In Competitive-level Magic events, players are required to submit a copy of their decklist for verification, whether it be prior to or at the beginning of the event. This is so judges can perform deck-checks, both to verify a player’s deck is legal in the format they are playing and that their deck has not changed in between rounds. It also means a player’s success in the tournament is dependent on a small, easily lost piece of paper.

Not having a copy of your decklist at the beginning of the event to present to a judge will likely require writing out a new one, a time-intensive process that can cause players to be late for their first match. This is called tardiness in the Magic Tournament Rules, and penalty for being more than one minute late is most often a game loss. Fortunately, there’s a simple fix – keep a copy of your decklist! Whenever you write out your list, make two copies and keep them in separate places (for example, one in your deckbox and one in your coat pocket).

2. Keep Calm

Magic players, casual and competitive, know the sting of frustration that can come from losing. The key is to not let those losses carry over to future games. Learning from our mistakes is important, but the feelings we associate with those mistakes – whether they be anger or grief – are best left where they stand. Tilting out at FNM has pretty low stakes, but at a high-level competitive event it’s critical to stay in a healthy, productive mindset.

This also includes taking care of yourself. It’s a lot easier to stay calm when you’re hydrated, well-fed and have an adequate amount of rest. Get a good eight hours of sleep before any big event. Eat a big breakfast in the morning, and bring a reusable water bottle that you can take the opportunity to refill if need be. If your body is a machine, it needs fuel, rest and maintenance.

3. Keep an Eye on the Time

Time management is a surprisingly important skill when it comes to competitive Magic. Events run on a schedule, which means tournament organizers and judges can’t give you infinite time to play your match. Make sure to leave early so you arrive to the event on time, since as mentioned above tardiness can carry with it the loss of games or even entire matches.

Once you’ve made sure you’re on time, keep an eye on how much time is left in the round. It can be good to take your time to think about what play is the correct one to make, but players are also expected to make their choices at a reasonable pace. Striking a balance is key – playing without rushing through your turns or stalling out. After you finish a match, note how much time is left in the round – finishing early is often the only time you might have to grab a bite to eat or get some fresh air.

4. Keep Track of Your Sagas

Sagas were received when they were first printed in Dominaria, and as such have been included in new sets multiple times since. They are ubiquitous throughout competitive formats. As such, it’s important to keep track of when they do and don’t trigger. Or the fact that they don’t even trigger per se.

At the beginning of a player’s first main phase, they place an additional lore counter on each Saga they control as a game action. Placing this lore counter can cause abilities to trigger, but is in and of itself not a trigger.
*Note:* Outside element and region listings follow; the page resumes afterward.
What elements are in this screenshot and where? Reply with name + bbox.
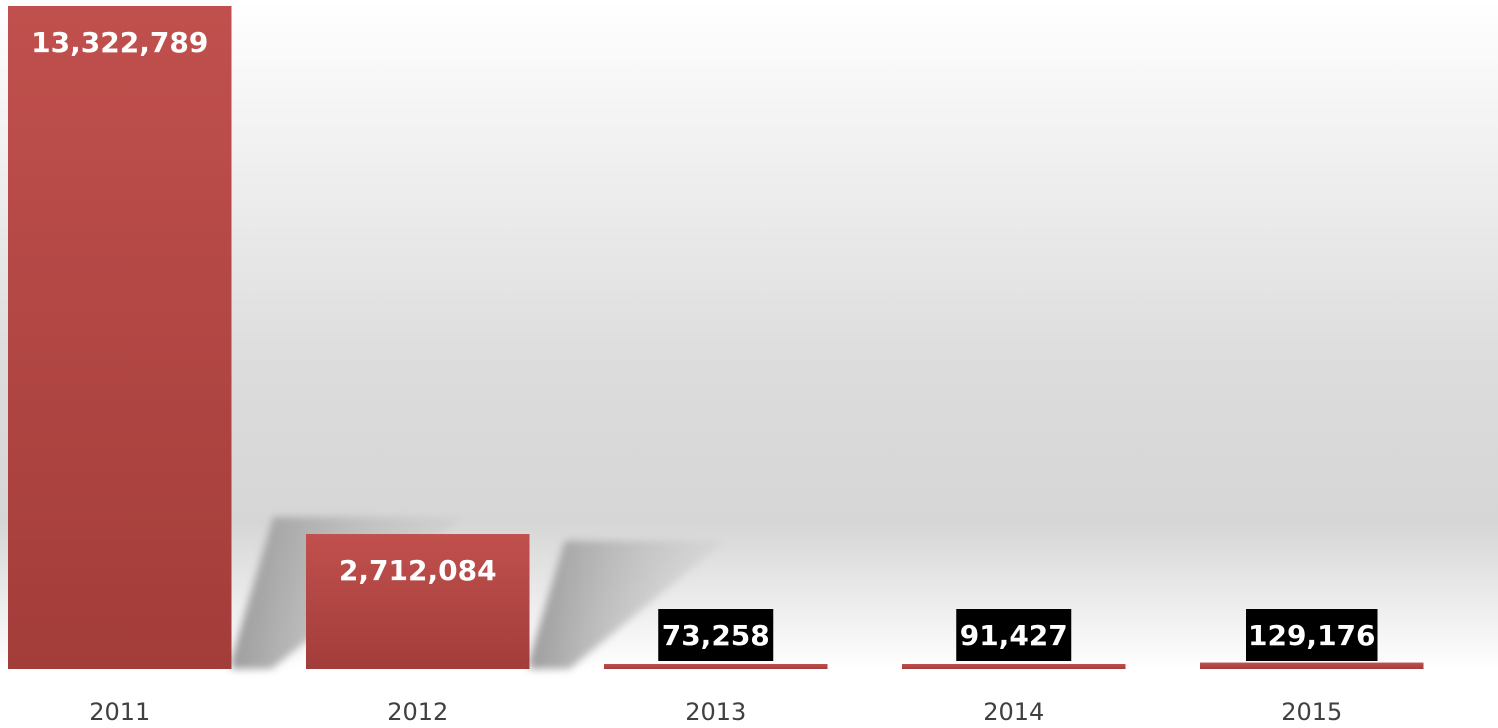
bars xyxy=(8,6,1424,669)
x-tick-label-2012: 2012 xyxy=(387,698,448,726)
x-tick-label-2011: 2011 xyxy=(89,698,150,726)
x-tick-label-2013: 2013 xyxy=(685,698,746,726)
x-axis-tick-labels: 2011 2012 2013 2014 2015 xyxy=(89,698,1342,726)
data-label-text: 91,427 xyxy=(960,619,1068,652)
data-label-2015: 129,176 xyxy=(1246,609,1378,661)
bar-2015 xyxy=(1200,662,1424,669)
data-label-box xyxy=(658,609,774,661)
bar-2012 xyxy=(306,534,530,669)
bar-2011 xyxy=(8,6,232,669)
data-label-text: 129,176 xyxy=(1248,619,1376,652)
data-label-2012: 2,712,084 xyxy=(339,554,497,587)
bar-2013 xyxy=(604,664,828,669)
x-tick-label-2014: 2014 xyxy=(983,698,1044,726)
x-tick-label-2015: 2015 xyxy=(1281,698,1342,726)
data-label-text: 2,712,084 xyxy=(339,554,497,587)
data-label-text: 73,258 xyxy=(662,619,770,652)
data-label-text: 13,322,789 xyxy=(31,26,208,59)
bar-2014 xyxy=(902,664,1126,669)
plot-background xyxy=(0,0,1498,670)
data-label-2011: 13,322,789 xyxy=(31,26,208,59)
data-labels: 13,322,789 2,712,084 73,258 91,427 129,176 xyxy=(31,26,1378,661)
bar-shadow xyxy=(529,540,726,669)
data-label-box xyxy=(1246,609,1378,661)
data-label-box xyxy=(956,609,1072,661)
data-label-2014: 91,427 xyxy=(956,609,1072,661)
data-label-2013: 73,258 xyxy=(658,609,774,661)
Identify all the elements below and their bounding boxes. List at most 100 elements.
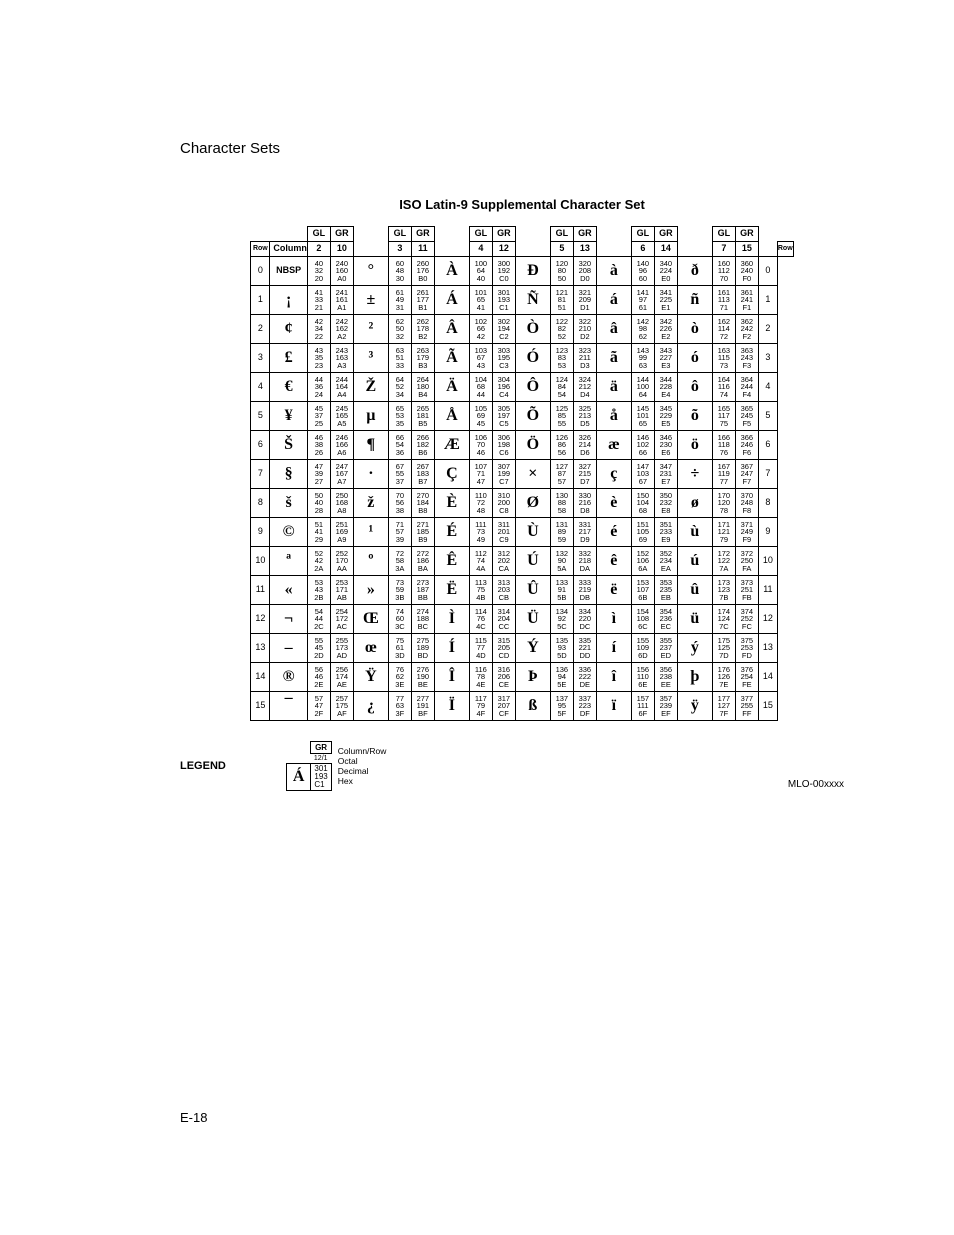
code-gr: 326214D6 (573, 431, 596, 460)
code-gl: 134925C (550, 605, 573, 634)
header-gl: GL (712, 227, 735, 242)
header-gl: GL (550, 227, 573, 242)
code-gl: 1761267E (712, 663, 735, 692)
code-gr: 321209D1 (573, 286, 596, 315)
glyph-cell: é (596, 518, 631, 547)
glyph-cell: ® (270, 663, 308, 692)
code-gl: 16111371 (712, 286, 735, 315)
glyph-cell: ç (596, 460, 631, 489)
code-gr: 371249F9 (735, 518, 758, 547)
code-gr: 341225E1 (654, 286, 677, 315)
glyph-cell: ¥ (270, 402, 308, 431)
header-col: 4 (469, 242, 492, 257)
code-gr: 346230E6 (654, 431, 677, 460)
code-gr: 241161A1 (330, 286, 353, 315)
glyph-cell: Í (434, 634, 469, 663)
code-gl: 1531076B (631, 576, 654, 605)
glyph-cell: ú (677, 547, 712, 576)
row-number-right: 3 (758, 344, 777, 373)
row-number-left: 14 (251, 663, 270, 692)
glyph-cell: œ (353, 634, 388, 663)
code-gr: 354236EC (654, 605, 677, 634)
code-gr: 267183B7 (411, 460, 434, 489)
code-gl: 504028 (307, 489, 330, 518)
code-gr: 365245F5 (735, 402, 758, 431)
code-gr: 253171AB (330, 576, 353, 605)
code-gl: 16511775 (712, 402, 735, 431)
code-gr: 306198C6 (492, 431, 515, 460)
code-gr: 264180B4 (411, 373, 434, 402)
code-gr: 266182B6 (411, 431, 434, 460)
glyph-cell: § (270, 460, 308, 489)
row-number-left: 7 (251, 460, 270, 489)
section-title: Character Sets (180, 140, 864, 157)
code-gr: 335221DD (573, 634, 596, 663)
row-number-right: 4 (758, 373, 777, 402)
code-gl: 1107248 (469, 489, 492, 518)
code-gl: 604830 (388, 257, 411, 286)
glyph-cell: ò (677, 315, 712, 344)
glyph-cell: º (353, 547, 388, 576)
header-col: 15 (735, 242, 758, 257)
glyph-cell: Ú (515, 547, 550, 576)
code-gr: 255173AD (330, 634, 353, 663)
code-gl: 705638 (388, 489, 411, 518)
glyph-cell: Ž (353, 373, 388, 402)
code-gl: 73593B (388, 576, 411, 605)
glyph-cell: Á (434, 286, 469, 315)
glyph-cell: È (434, 489, 469, 518)
glyph-cell: Ò (515, 315, 550, 344)
code-gl: 1056945 (469, 402, 492, 431)
glyph-cell: NBSP (270, 257, 308, 286)
header-col: 11 (411, 242, 434, 257)
code-gl: 55452D (307, 634, 330, 663)
glyph-cell: ¢ (270, 315, 308, 344)
code-gr: 377255FF (735, 692, 758, 721)
code-gl: 53432B (307, 576, 330, 605)
glyph-cell: Û (515, 576, 550, 605)
row-number-right: 2 (758, 315, 777, 344)
code-gr: 272186BA (411, 547, 434, 576)
code-gr: 307199C7 (492, 460, 515, 489)
glyph-cell: ö (677, 431, 712, 460)
glyph-cell: Œ (353, 605, 388, 634)
row-number-left: 11 (251, 576, 270, 605)
glyph-cell: ª (270, 547, 308, 576)
glyph-cell: Ý (515, 634, 550, 663)
glyph-cell: · (353, 460, 388, 489)
code-gr: 277191BF (411, 692, 434, 721)
code-gr: 314204CC (492, 605, 515, 634)
code-gr: 345229E5 (654, 402, 677, 431)
code-gl: 14510165 (631, 402, 654, 431)
code-gr: 360240F0 (735, 257, 758, 286)
glyph-cell: ¬ (270, 605, 308, 634)
header-col: 7 (712, 242, 735, 257)
code-gl: 76623E (388, 663, 411, 692)
code-gl: 114764C (469, 605, 492, 634)
glyph-cell: Ÿ (353, 663, 388, 692)
code-gl: 635133 (388, 344, 411, 373)
header-gl: GL (469, 227, 492, 242)
glyph-cell: ã (596, 344, 631, 373)
code-gl: 1771277F (712, 692, 735, 721)
code-gr: 304196C4 (492, 373, 515, 402)
glyph-cell: ð (677, 257, 712, 286)
code-gl: 655335 (388, 402, 411, 431)
glyph-cell: Ï (434, 692, 469, 721)
glyph-cell: ° (353, 257, 388, 286)
glyph-cell: ì (596, 605, 631, 634)
code-gr: 353235EB (654, 576, 677, 605)
glyph-cell: µ (353, 402, 388, 431)
code-gl: 625032 (388, 315, 411, 344)
code-gl: 117794F (469, 692, 492, 721)
glyph-cell: Å (434, 402, 469, 431)
code-gl: 15010468 (631, 489, 654, 518)
code-gl: 1751257D (712, 634, 735, 663)
header-gr: GR (573, 227, 596, 242)
code-gr: 313203CB (492, 576, 515, 605)
code-gr: 343227E3 (654, 344, 677, 373)
code-gl: 1067046 (469, 431, 492, 460)
glyph-cell: ³ (353, 344, 388, 373)
header-gr: GR (330, 227, 353, 242)
header-gl: GL (631, 227, 654, 242)
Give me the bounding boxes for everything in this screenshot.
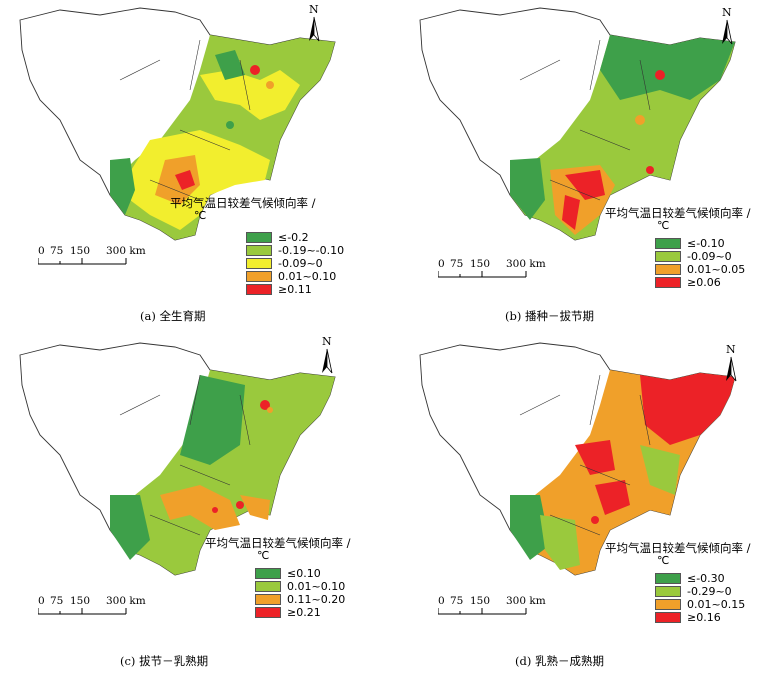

Because of this, both a player and their opponent are expected to pay a higher degree of attention to them than say, abilities that trigger on upkeep. Accidentally missing one or accidentally letting your opponent miss one is a Game Play Error that results in a warning, and three of those warnings will result in a game loss.

Another offender here is the Day/Night mechanic. Whether its changed from Day to Night or Night to day is checked during a player’s untap step, but players are expected to keep track of it the same way they do Sagas. They’re not off the hook if the daybound permanent leaves the battlefield, either — once the mechanic is introduced to a game it’s tracked until that game ends.

5. Keep Karn Away From Emrakul

Emrakul, the Promised End is an unusual (but powerful) card, one that lets you take control of your opponent during their turn. When it was first printed in 2016, Wizards of the Coast noticed an equally unusual issue. Players were stopping when controlling their opponents, taking a look at their sideboard, and making note of what was in it. This was all completely within the rules, but not the best for keeping a quick pace of play.

As such, the comprehensive rules were updated so that players cannot look at or gain access to their opponent’s sideboard while controlling them. As an unintended but acknowledged knock-on effect, this means cards like Karn, the Great Creator can’t be used to access cards from the “wishboard” while taking control of a player.

Out of all the tips mentioned so far, this one is the least likely to come up in competitive play. But there are important things we can take away from it. Whenever you have the slightest amount of doubt over a rules interaction, call a judge. Judges are there to help you, and as evidenced above there are some weird interactions in competitive Magic. It’s unreasonable for a player to know all of them, which is why Judges are there – to give players an option outside of just guessing.